Postać Jamesa Marsdena w „Dead To Me” Netflixa sprawiła, że Christina Applegate zaczęła indeksować skórę

Spisu treści:

Postać Jamesa Marsdena w „Dead To Me” Netflixa sprawiła, że Christina Applegate zaczęła indeksować skórę
Postać Jamesa Marsdena w „Dead To Me” Netflixa sprawiła, że Christina Applegate zaczęła indeksować skórę
Anonim

Dead to Me Netflixa to przejażdżka kolejką górską, a to tylko 2 sezony i łącznie 20 odcinków. Dwie weteranki prowadzące serial, Christina Applegate i Linda Cardellini, to potężny duet na ekranie.

Intensywny charakter Applegate, przyjaźń Jen Harding z dziwaczną Judy Hale graną przez Cardelliniego to idealny przepis na czarną komedię. Jednak nie tylko one sprawiają, że ludzie się dostrajają.

Postać Jamesa Marsdena w pierwszym sezonie, Steve Wood, sprawi, że będziesz wielokrotnie zastanawiać się, czy powinieneś go lubić, czy nie. Trudno powiedzieć, gdzie umieścić tego uroczego samca alfa, zwłaszcza jeśli chodzi o jego skomplikowaną relację z Judy. Jednak postać Marsdena w sezonie 2 jeszcze bardziej wprawi cię w zakłopotanie.

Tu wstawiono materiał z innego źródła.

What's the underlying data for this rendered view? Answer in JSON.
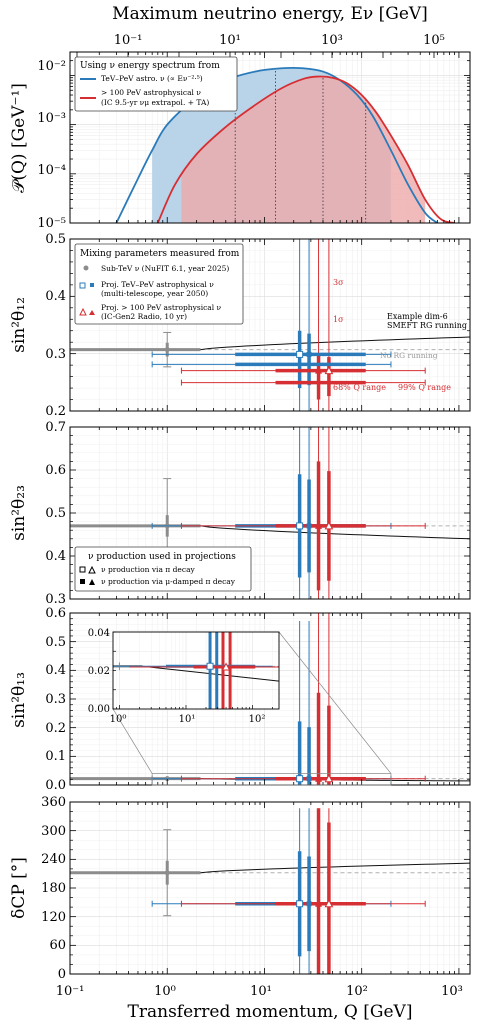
{
  "colors": {
    "astro": "#2b7bba",
    "astro_fill": "#b9d3e8",
    "uhe": "#d62f33",
    "uhe_fill": "#eeaaaa",
    "nufit": "#8c8c8c",
    "smeft": "#111111",
    "norg": "#b0b0b0",
    "overlap": "#b78fa2"
  },
  "top_axis": {
    "title": "Maximum neutrino energy, Eν [GeV]",
    "ticks": [
      "10⁻¹",
      "10¹",
      "10³",
      "10⁵"
    ]
  },
  "x_axis": {
    "title": "Transferred momentum, Q [GeV]",
    "ticks": [
      "10⁻¹",
      "10⁰",
      "10¹",
      "10²",
      "10³"
    ]
  },
  "chart_data": [
    {
      "type": "area",
      "ylabel": "𝒫(Q) [GeV⁻¹]",
      "yscale": "log",
      "xscale": "log",
      "xlim": [
        0.1,
        1300
      ],
      "ylim": [
        1e-05,
        0.03
      ],
      "yticks": [
        "10⁻⁵",
        "10⁻⁴",
        "10⁻³",
        "10⁻²"
      ],
      "legend_title": "Using ν energy spectrum from",
      "legend_entries": [
        "TeV–PeV astro. ν (∝ Eν⁻²·⁵)",
        "> 100 PeV astrophysical ν",
        "(IC 9.5-yr νμ extrapol. + TA)"
      ],
      "series": [
        {
          "name": "TeV–PeV astro. ν",
          "x": [
            0.3,
            0.5,
            0.7,
            1,
            2,
            4,
            8,
            15,
            25,
            40,
            60,
            90,
            130,
            200,
            300,
            450,
            600
          ],
          "y": [
            1e-05,
            8e-05,
            0.0003,
            0.001,
            0.0035,
            0.008,
            0.012,
            0.014,
            0.014,
            0.012,
            0.008,
            0.004,
            0.0015,
            0.0003,
            6e-05,
            1.6e-05,
            1e-05
          ],
          "fill_range": [
            0.7,
            200
          ]
        },
        {
          "name": "> 100 PeV astrophysical ν",
          "x": [
            0.8,
            1.2,
            2,
            4,
            8,
            15,
            25,
            35,
            50,
            70,
            100,
            140,
            200,
            300,
            450,
            650,
            900
          ],
          "y": [
            1e-05,
            6e-05,
            0.00025,
            0.0009,
            0.0025,
            0.0055,
            0.0085,
            0.0095,
            0.009,
            0.007,
            0.004,
            0.0018,
            0.0006,
            0.00015,
            3e-05,
            1.2e-05,
            1e-05
          ],
          "fill_range": [
            1.4,
            450
          ]
        }
      ],
      "range_markers_x": [
        5,
        13,
        110
      ]
    },
    {
      "type": "scatter",
      "ylabel": "sin²θ₁₂",
      "ylim": [
        0.2,
        0.5
      ],
      "yticks": [
        "0.2",
        "0.3",
        "0.4",
        "0.5"
      ],
      "legend_title": "Mixing parameters measured from",
      "legend_entries": [
        "Sub-TeV ν (NuFIT 6.1, year 2025)",
        "Proj. TeV–PeV astrophysical ν",
        "(multi-telescope, year 2050)",
        "Proj. > 100 PeV astrophysical ν",
        "(IC-Gen2 Radio, 10 yr)"
      ],
      "annotations": [
        "3σ",
        "1σ",
        "Example dim-6",
        "SMEFT RG running",
        "No RG running",
        "68% Q range",
        "99% Q range"
      ],
      "nufit": {
        "x": 1,
        "y": 0.307,
        "err1": 0.012,
        "err3": 0.03
      },
      "astro": {
        "x": 23,
        "y": 0.29,
        "err1": 0.05,
        "err3": 0.25
      },
      "uhe": {
        "x": 40,
        "y": 0.26,
        "err1": 0.04,
        "err3": 0.25
      }
    },
    {
      "type": "scatter",
      "ylabel": "sin²θ₂₃",
      "ylim": [
        0.3,
        0.7
      ],
      "yticks": [
        "0.3",
        "0.4",
        "0.5",
        "0.6",
        "0.7"
      ],
      "legend_title": "ν production used in projections",
      "legend_entries": [
        "ν production via π decay",
        "ν production via μ-damped π decay"
      ],
      "nufit": {
        "x": 1,
        "y": 0.47,
        "err1": 0.025,
        "err3": 0.11
      },
      "astro": {
        "x": 23,
        "y": 0.47,
        "err1": 0.12,
        "err3": 0.35
      },
      "uhe": {
        "x": 40,
        "y": 0.47,
        "err1": 0.15,
        "err3": 0.35
      }
    },
    {
      "type": "scatter",
      "ylabel": "sin²θ₁₃",
      "ylim": [
        0.0,
        0.6
      ],
      "yticks": [
        "0.0",
        "0.1",
        "0.2",
        "0.3",
        "0.4",
        "0.5",
        "0.6"
      ],
      "inset": {
        "xlim": [
          0.8,
          250
        ],
        "ylim": [
          0.0,
          0.04
        ],
        "yticks": [
          "0.00",
          "0.02",
          "0.04"
        ],
        "xticks": [
          "10⁰",
          "10¹",
          "10²"
        ]
      },
      "nufit": {
        "x": 1,
        "y": 0.0222,
        "err1": 0.0006,
        "err3": 0.002
      },
      "astro": {
        "x": 23,
        "y": 0.022,
        "err1": 0.2,
        "err3": 0.55
      },
      "uhe": {
        "x": 40,
        "y": 0.022,
        "err1": 0.3,
        "err3": 0.6
      }
    },
    {
      "type": "scatter",
      "ylabel": "δCP [°]",
      "ylim": [
        0,
        360
      ],
      "yticks": [
        "0",
        "60",
        "120",
        "180",
        "240",
        "300",
        "360"
      ],
      "nufit": {
        "x": 1,
        "y": 212,
        "err1": 25,
        "err3": 90
      },
      "astro": {
        "x": 23,
        "y": 147,
        "err1": 110,
        "err3": 200
      },
      "uhe": {
        "x": 40,
        "y": 147,
        "err1": 200,
        "err3": 200
      }
    }
  ]
}
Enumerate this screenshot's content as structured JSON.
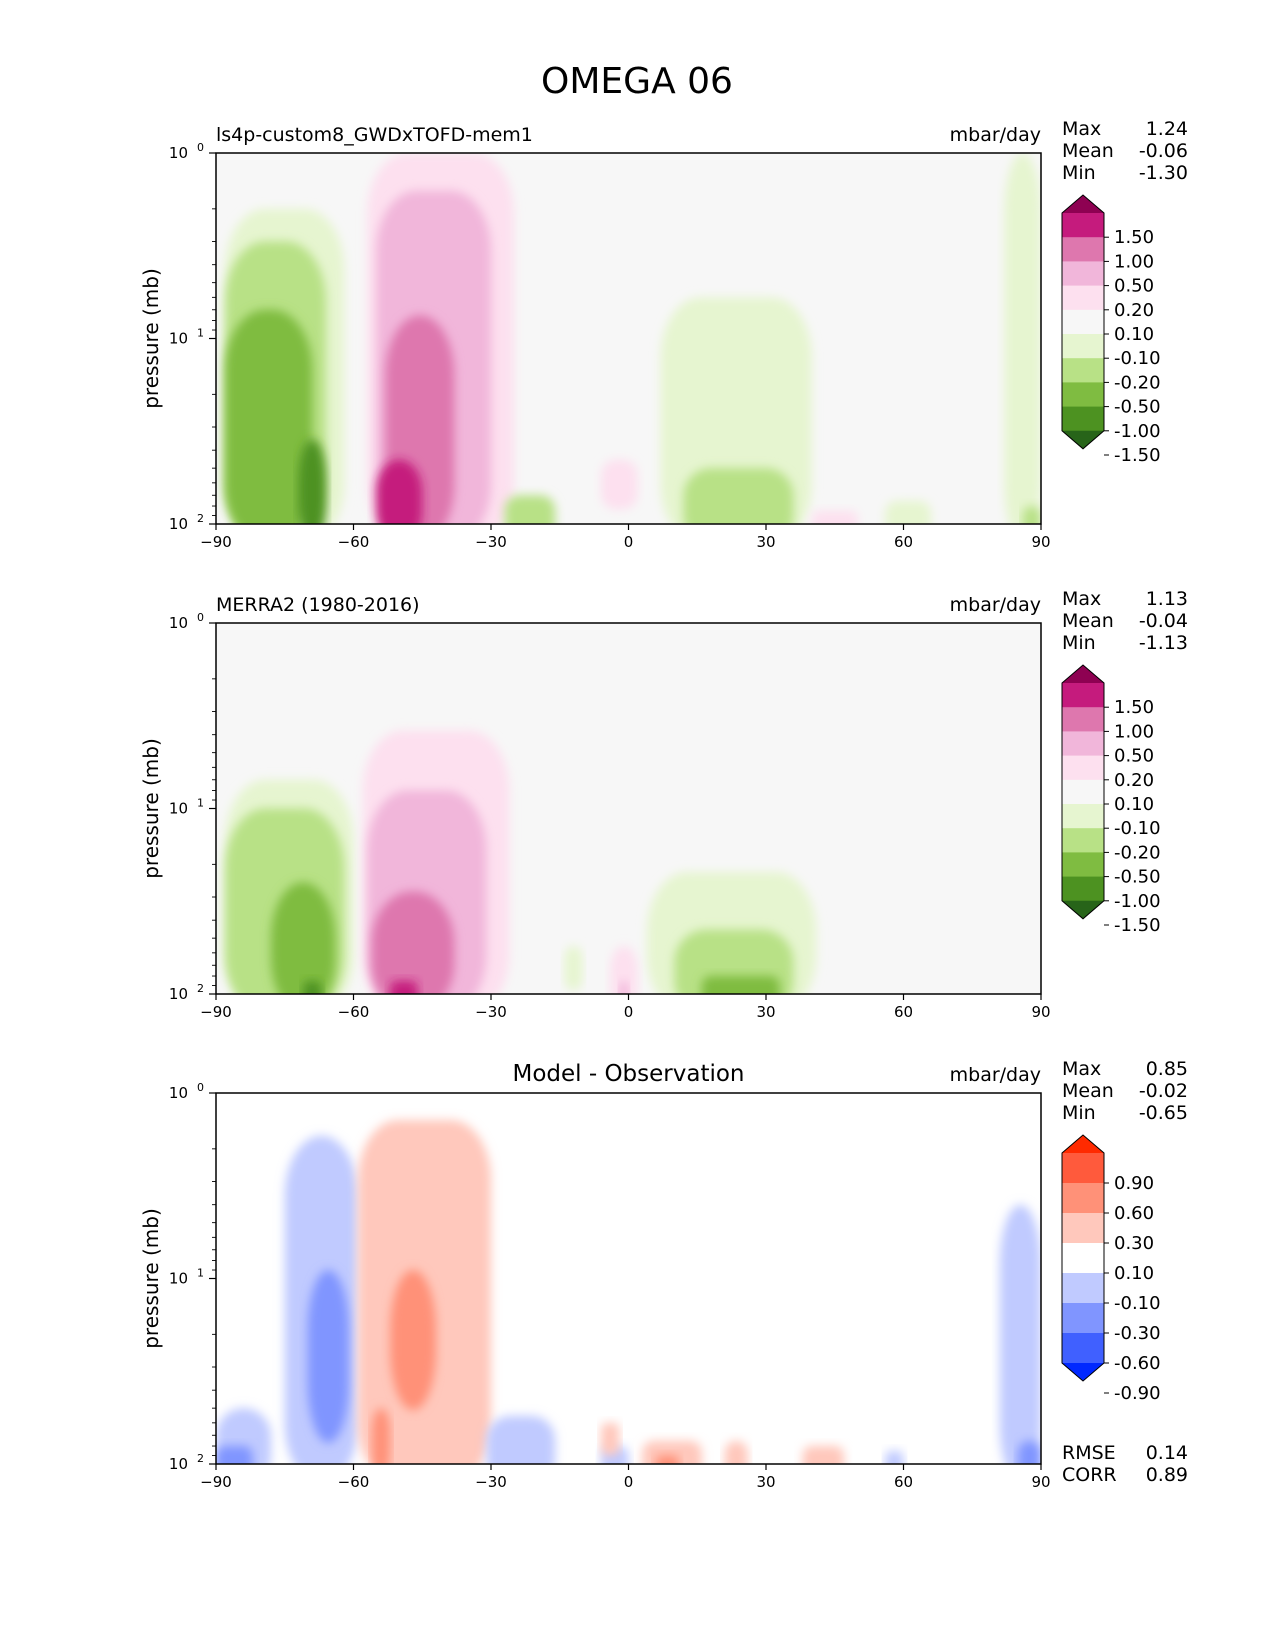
{
  "figure": {
    "title": "OMEGA 06"
  },
  "chart_data": [
    {
      "type": "heatmap",
      "title": "ls4p-custom8_GWDxTOFD-mem1",
      "units": "mbar/day",
      "ylabel": "pressure (mb)",
      "xlim": [
        -90,
        90
      ],
      "ylim": [
        100,
        1
      ],
      "yscale": "log",
      "xticks": [
        -90,
        -60,
        -30,
        0,
        30,
        60,
        90
      ],
      "xtick_labels": [
        "−90",
        "−60",
        "−30",
        "0",
        "30",
        "60",
        "90"
      ],
      "ytick_labels": [
        "10",
        "10",
        "10"
      ],
      "ytick_exps": [
        "0",
        "1",
        "2"
      ],
      "stats": {
        "labels": [
          "Max",
          "Mean",
          "Min"
        ],
        "values": [
          "1.24",
          "-0.06",
          "-1.30"
        ]
      },
      "colorbar": {
        "colors": [
          "#8e0152",
          "#c51b7d",
          "#de77ae",
          "#f1b6da",
          "#fde0ef",
          "#f7f7f7",
          "#e6f5d0",
          "#b8e186",
          "#7fbc41",
          "#4d9221",
          "#276419"
        ],
        "labels": [
          "1.50",
          "1.00",
          "0.50",
          "0.20",
          "0.10",
          "-0.10",
          "-0.20",
          "-0.50",
          "-1.00",
          "-1.50"
        ]
      },
      "field": {
        "background": "#f7f7f7",
        "regions": [
          {
            "value": -0.15,
            "lon": [
              -88,
              -62
            ],
            "p_top": 2.0,
            "p_bot": 100
          },
          {
            "value": -0.35,
            "lon": [
              -88,
              -66
            ],
            "p_top": 3.0,
            "p_bot": 100
          },
          {
            "value": -0.75,
            "lon": [
              -88,
              -69
            ],
            "p_top": 7.0,
            "p_bot": 100
          },
          {
            "value": -1.25,
            "lon": [
              -72,
              -66
            ],
            "p_top": 35,
            "p_bot": 100
          },
          {
            "value": 0.15,
            "lon": [
              -57,
              -25
            ],
            "p_top": 1.0,
            "p_bot": 100
          },
          {
            "value": 0.35,
            "lon": [
              -55,
              -30
            ],
            "p_top": 1.6,
            "p_bot": 100
          },
          {
            "value": 0.75,
            "lon": [
              -53,
              -38
            ],
            "p_top": 7.5,
            "p_bot": 100
          },
          {
            "value": 1.25,
            "lon": [
              -55,
              -45
            ],
            "p_top": 45,
            "p_bot": 100
          },
          {
            "value": -0.15,
            "lon": [
              7,
              40
            ],
            "p_top": 6.0,
            "p_bot": 100
          },
          {
            "value": -0.35,
            "lon": [
              12,
              36
            ],
            "p_top": 50,
            "p_bot": 100
          },
          {
            "value": -0.35,
            "lon": [
              -27,
              -16
            ],
            "p_top": 70,
            "p_bot": 100
          },
          {
            "value": 0.15,
            "lon": [
              -6,
              2
            ],
            "p_top": 45,
            "p_bot": 65
          },
          {
            "value": 0.15,
            "lon": [
              40,
              50
            ],
            "p_top": 85,
            "p_bot": 100
          },
          {
            "value": -0.15,
            "lon": [
              56,
              66
            ],
            "p_top": 75,
            "p_bot": 100
          },
          {
            "value": -0.15,
            "lon": [
              82,
              90
            ],
            "p_top": 1.0,
            "p_bot": 100
          },
          {
            "value": -0.35,
            "lon": [
              86,
              90
            ],
            "p_top": 80,
            "p_bot": 100
          }
        ]
      }
    },
    {
      "type": "heatmap",
      "title": "MERRA2 (1980-2016)",
      "units": "mbar/day",
      "ylabel": "pressure (mb)",
      "xlim": [
        -90,
        90
      ],
      "ylim": [
        100,
        1
      ],
      "yscale": "log",
      "xticks": [
        -90,
        -60,
        -30,
        0,
        30,
        60,
        90
      ],
      "xtick_labels": [
        "−90",
        "−60",
        "−30",
        "0",
        "30",
        "60",
        "90"
      ],
      "ytick_labels": [
        "10",
        "10",
        "10"
      ],
      "ytick_exps": [
        "0",
        "1",
        "2"
      ],
      "stats": {
        "labels": [
          "Max",
          "Mean",
          "Min"
        ],
        "values": [
          "1.13",
          "-0.04",
          "-1.13"
        ]
      },
      "colorbar": {
        "colors": [
          "#8e0152",
          "#c51b7d",
          "#de77ae",
          "#f1b6da",
          "#fde0ef",
          "#f7f7f7",
          "#e6f5d0",
          "#b8e186",
          "#7fbc41",
          "#4d9221",
          "#276419"
        ],
        "labels": [
          "1.50",
          "1.00",
          "0.50",
          "0.20",
          "0.10",
          "-0.10",
          "-0.20",
          "-0.50",
          "-1.00",
          "-1.50"
        ]
      },
      "field": {
        "background": "#f7f7f7",
        "regions": [
          {
            "value": -0.15,
            "lon": [
              -88,
              -60
            ],
            "p_top": 7.0,
            "p_bot": 100
          },
          {
            "value": -0.35,
            "lon": [
              -88,
              -62
            ],
            "p_top": 10,
            "p_bot": 100
          },
          {
            "value": -0.75,
            "lon": [
              -78,
              -64
            ],
            "p_top": 25,
            "p_bot": 100
          },
          {
            "value": -1.25,
            "lon": [
              -71,
              -67
            ],
            "p_top": 85,
            "p_bot": 100
          },
          {
            "value": 0.15,
            "lon": [
              -58,
              -26
            ],
            "p_top": 3.8,
            "p_bot": 100
          },
          {
            "value": 0.35,
            "lon": [
              -57,
              -31
            ],
            "p_top": 8.0,
            "p_bot": 100
          },
          {
            "value": 0.75,
            "lon": [
              -56,
              -38
            ],
            "p_top": 28,
            "p_bot": 100
          },
          {
            "value": 1.25,
            "lon": [
              -52,
              -46
            ],
            "p_top": 85,
            "p_bot": 100
          },
          {
            "value": -0.15,
            "lon": [
              4,
              41
            ],
            "p_top": 22,
            "p_bot": 100
          },
          {
            "value": -0.35,
            "lon": [
              10,
              36
            ],
            "p_top": 45,
            "p_bot": 100
          },
          {
            "value": -0.75,
            "lon": [
              16,
              33
            ],
            "p_top": 80,
            "p_bot": 100
          },
          {
            "value": 0.15,
            "lon": [
              -4,
              2
            ],
            "p_top": 55,
            "p_bot": 100
          },
          {
            "value": 0.35,
            "lon": [
              -2,
              0
            ],
            "p_top": 85,
            "p_bot": 100
          },
          {
            "value": -0.15,
            "lon": [
              -14,
              -10
            ],
            "p_top": 55,
            "p_bot": 75
          }
        ]
      }
    },
    {
      "type": "heatmap",
      "title": "Model - Observation",
      "units": "mbar/day",
      "ylabel": "pressure (mb)",
      "xlim": [
        -90,
        90
      ],
      "ylim": [
        100,
        1
      ],
      "yscale": "log",
      "xticks": [
        -90,
        -60,
        -30,
        0,
        30,
        60,
        90
      ],
      "xtick_labels": [
        "−90",
        "−60",
        "−30",
        "0",
        "30",
        "60",
        "90"
      ],
      "ytick_labels": [
        "10",
        "10",
        "10"
      ],
      "ytick_exps": [
        "0",
        "1",
        "2"
      ],
      "stats": {
        "labels": [
          "Max",
          "Mean",
          "Min"
        ],
        "values": [
          "0.85",
          "-0.02",
          "-0.65"
        ]
      },
      "extra_stats": {
        "labels": [
          "RMSE",
          "CORR"
        ],
        "values": [
          "0.14",
          "0.89"
        ]
      },
      "colorbar": {
        "colors": [
          "#ff2a00",
          "#ff5a3c",
          "#ff9178",
          "#ffc8bc",
          "#ffffff",
          "#c0caff",
          "#8095ff",
          "#4060ff",
          "#0028ff"
        ],
        "labels": [
          "0.90",
          "0.60",
          "0.30",
          "0.10",
          "-0.10",
          "-0.30",
          "-0.60",
          "-0.90"
        ]
      },
      "field": {
        "background": "#ffffff",
        "regions": [
          {
            "value": -0.2,
            "lon": [
              -75,
              -59
            ],
            "p_top": 1.7,
            "p_bot": 100
          },
          {
            "value": -0.45,
            "lon": [
              -70,
              -61
            ],
            "p_top": 9.0,
            "p_bot": 60
          },
          {
            "value": -0.2,
            "lon": [
              -90,
              -78
            ],
            "p_top": 50,
            "p_bot": 100
          },
          {
            "value": -0.45,
            "lon": [
              -90,
              -82
            ],
            "p_top": 80,
            "p_bot": 100
          },
          {
            "value": 0.2,
            "lon": [
              -59,
              -30
            ],
            "p_top": 1.4,
            "p_bot": 100
          },
          {
            "value": 0.45,
            "lon": [
              -52,
              -42
            ],
            "p_top": 9.0,
            "p_bot": 40
          },
          {
            "value": 0.45,
            "lon": [
              -56,
              -52
            ],
            "p_top": 50,
            "p_bot": 90
          },
          {
            "value": -0.2,
            "lon": [
              -31,
              -16
            ],
            "p_top": 55,
            "p_bot": 100
          },
          {
            "value": -0.2,
            "lon": [
              -6,
              0
            ],
            "p_top": 80,
            "p_bot": 100
          },
          {
            "value": 0.2,
            "lon": [
              3,
              16
            ],
            "p_top": 75,
            "p_bot": 100
          },
          {
            "value": 0.45,
            "lon": [
              6,
              11
            ],
            "p_top": 90,
            "p_bot": 100
          },
          {
            "value": 0.2,
            "lon": [
              -6,
              -2
            ],
            "p_top": 60,
            "p_bot": 70
          },
          {
            "value": 0.2,
            "lon": [
              38,
              47
            ],
            "p_top": 80,
            "p_bot": 100
          },
          {
            "value": 0.2,
            "lon": [
              21,
              26
            ],
            "p_top": 75,
            "p_bot": 100
          },
          {
            "value": -0.2,
            "lon": [
              56,
              60
            ],
            "p_top": 85,
            "p_bot": 100
          },
          {
            "value": -0.2,
            "lon": [
              81,
              90
            ],
            "p_top": 4.0,
            "p_bot": 100
          },
          {
            "value": -0.45,
            "lon": [
              85,
              90
            ],
            "p_top": 75,
            "p_bot": 100
          }
        ]
      }
    }
  ]
}
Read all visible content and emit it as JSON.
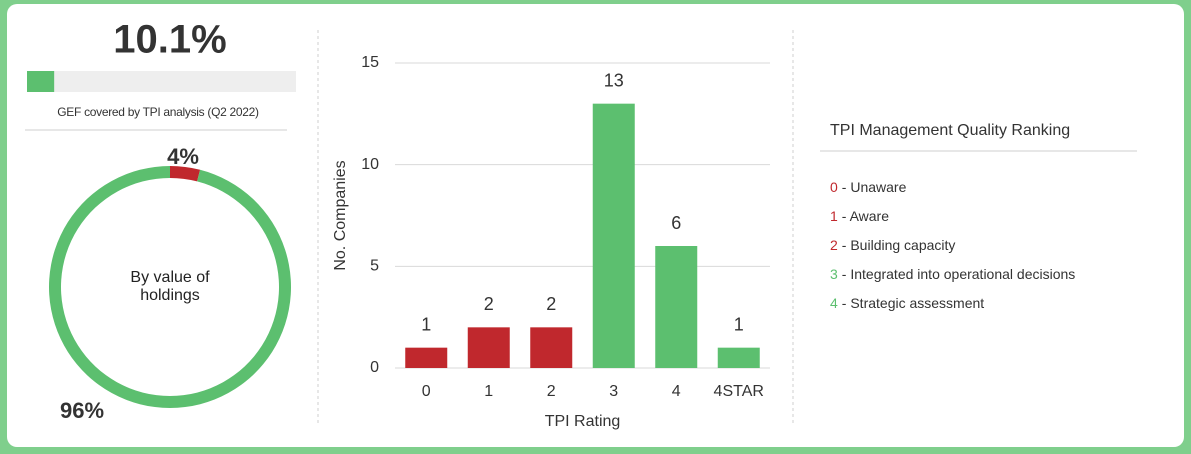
{
  "chart_data": [
    {
      "type": "progress",
      "value": 10.1,
      "value_label": "10.1%",
      "xlim": [
        0,
        100
      ],
      "color": "#5cbf6f",
      "track_color": "#eeeeee",
      "caption": "GEF covered by TPI analysis (Q2 2022)"
    },
    {
      "type": "pie",
      "center_label": "By value of holdings",
      "values": [
        4,
        96
      ],
      "value_labels": [
        "4%",
        "96%"
      ],
      "colors": [
        "#c0282d",
        "#5cbf6f"
      ]
    },
    {
      "type": "bar",
      "categories": [
        "0",
        "1",
        "2",
        "3",
        "4",
        "4STAR"
      ],
      "values": [
        1,
        2,
        2,
        13,
        6,
        1
      ],
      "colors": [
        "#c0282d",
        "#c0282d",
        "#c0282d",
        "#5cbf6f",
        "#5cbf6f",
        "#5cbf6f"
      ],
      "xlabel": "TPI Rating",
      "ylabel": "No. Companies",
      "ylim": [
        0,
        15
      ],
      "yticks": [
        0,
        5,
        10,
        15
      ],
      "grid": true
    }
  ],
  "legend_panel": {
    "title": "TPI Management Quality Ranking",
    "items": [
      {
        "code": "0",
        "text": "- Unaware",
        "color": "#c0282d"
      },
      {
        "code": "1",
        "text": "- Aware",
        "color": "#c0282d"
      },
      {
        "code": "2",
        "text": "- Building capacity",
        "color": "#c0282d"
      },
      {
        "code": "3",
        "text": "- Integrated into operational decisions",
        "color": "#5cbf6f"
      },
      {
        "code": "4",
        "text": "- Strategic assessment",
        "color": "#5cbf6f"
      }
    ]
  }
}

Skręt fabuły Christina Applegate nie była pewna

Christina Applegate nie była tak pewna losu postaci Jamesa Marsdena w pierwszym sezonie serialu. Podczas sesji Zoom obsady z Entertainment Weekly przyznaje, że myślała, że to tylko żart. Dzięki jej „bezwarunkowemu” zaufaniu do Liz Feldman, twórcy Dead to Me, Applegate weszła na pokład i niezaprzeczalnie wystąpiła w jednym ze swoich najbardziej niezwykłych występów.

Liz Feldman ujawniła w tym telefonie, że po pierwszym sezonie otrzymała wiadomość e-mail od Jamesa Marsdena z pytaniem, czy jest jakiś sposób, aby jego postać mogła odkupić się w drugim sezonie serialu (wciąż starając się nie zepsuć tutaj fabuły).

Feldman powiedziała, że szalony pomysł na rolę Marsdena w drugim sezonie pojawił się w końcu podczas jednej z jej regularnych rozmów ze scenarzystami. Kiedy Marsden otrzymał prezentację, powiedział, że natychmiast zaczął się śmiać, zastanawiając się, czy to w ogóle zadziała.

James Marsden przeraża obsadę

Linda Cardellini opowiedziała, jak bardzo była zdumiona powrotem Jamesa Marsdena w drugim sezonie Dead to Me. Powiedziała, że to jakaś „magiczna transformacja”, ponieważ Marsden nie wydawał się już jego bohaterem Stevem, nawet gdy właśnie przyjął rolę identycznego brata bliźniaka postaci, Bena.

Christina Applegate wyznała również, że jej skóra zaczęła pełzać podczas scen pocałunków z aktorem jako Benem. Według niej, zobaczenie, jak aktor nadaje postaci zupełnie innego ducha, zapierało dech w piersiach. Zarówno jako Jen, jak i ona sama, Applegate powiedziała, że jest zachwycona tym, jak Marsdenowi udało się zagrać Bena, niesamowicie różniącego się od Steve'a, a jednocześnie dziwnie znajomego.